UN Promises: No Double-Counting on Aviation Offsets, but No Transparency, Either

Declan Foraise

The Paris Climate Agreement covers greenhouse-gas emissions from countries, but emissions from flights between countries are a different matter. They’re covered under the notoriously opaque International Civil Aviation Organization.

8 March 2019 | The Paris Climate Agreement covered greenhouse gasses emitted by countries, but it left emissions from international flights and shipping in limbo – partly because their “international” nature made it hard to reach agreement on which countries to charge the emissions to.

That changed for one of those sectors in 2016, when the International Civil Aviation Organization (ICAO), which is the UN agency charged with coordinating aviation regulation, agreed to freeze net aviation emissions at 2020 levels beginning in 2021, and to force airlines to offset emissions above that threshold.

The big question since has been which kind of offsets will be recognized under the offsetting mechanism, called “CORSIA” (Carbon Offsetting and Reduction Scheme for International Aviation), and how they will be accounted for.

This week, ICAO’s Governing Council partially answered the accounting question, when it announced that offsets used to reduce a country’s emissions can’t also be used to reduce emissions from international flights – a basic component of carbon accounting.

Still unclear, however, is which offsets will be recognized, and for that the Council this week established a Technical Advisory Body (TAB) and invited project developers to begin submitting applications. What it didn’t do was explain who will sit on this board, how they are elected, or whether their recommendations would even be made public.
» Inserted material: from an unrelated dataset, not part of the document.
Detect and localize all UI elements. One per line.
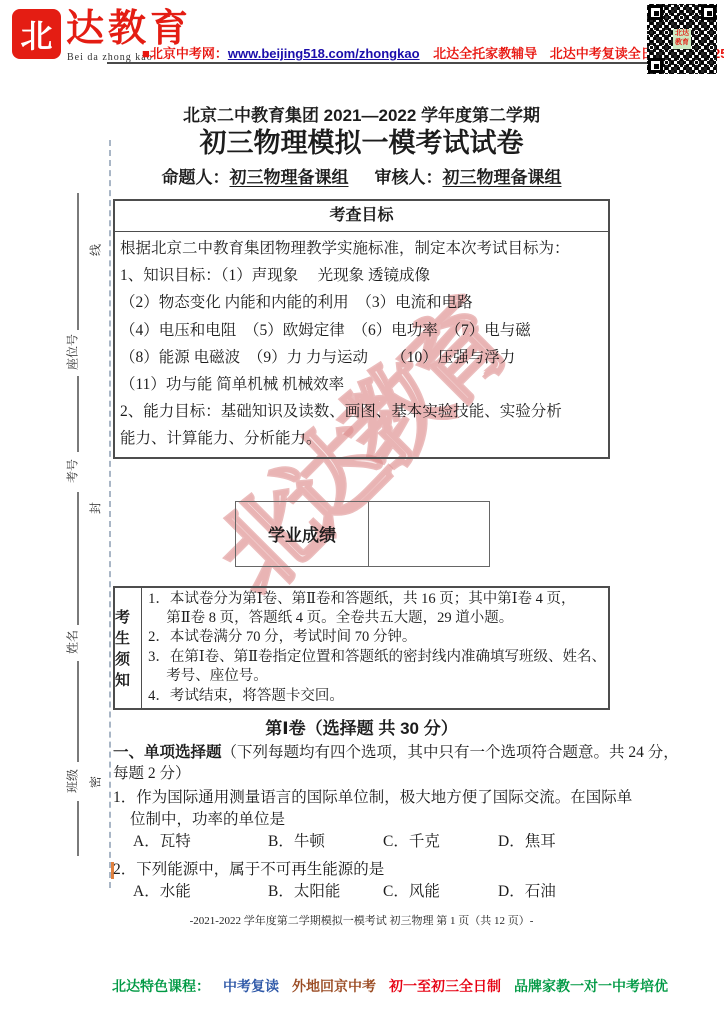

“Given the massive lack of transparency around ICAO generally and the board in particular, there is as of yet no guarantee that CORSIA overall will result in genuine carbon offsets and thereby make a meaningful contribution toward climate protection,” said Bryony Worthington, who runs the Environmental Defense Fund’s European operations.

“Time is of the essence,” said Robert Stevens, who runs the International Emissions Trading Association’s Aviation Task Force. “Generating emissions reductions often takes years — from the start of construction of a project through to the first issuance of carbon credits — so it’s important that the TAB starts work as soon as possible.”

Declan Foraise is a retired forester who primarily covers land use issues in Europe and Latin America.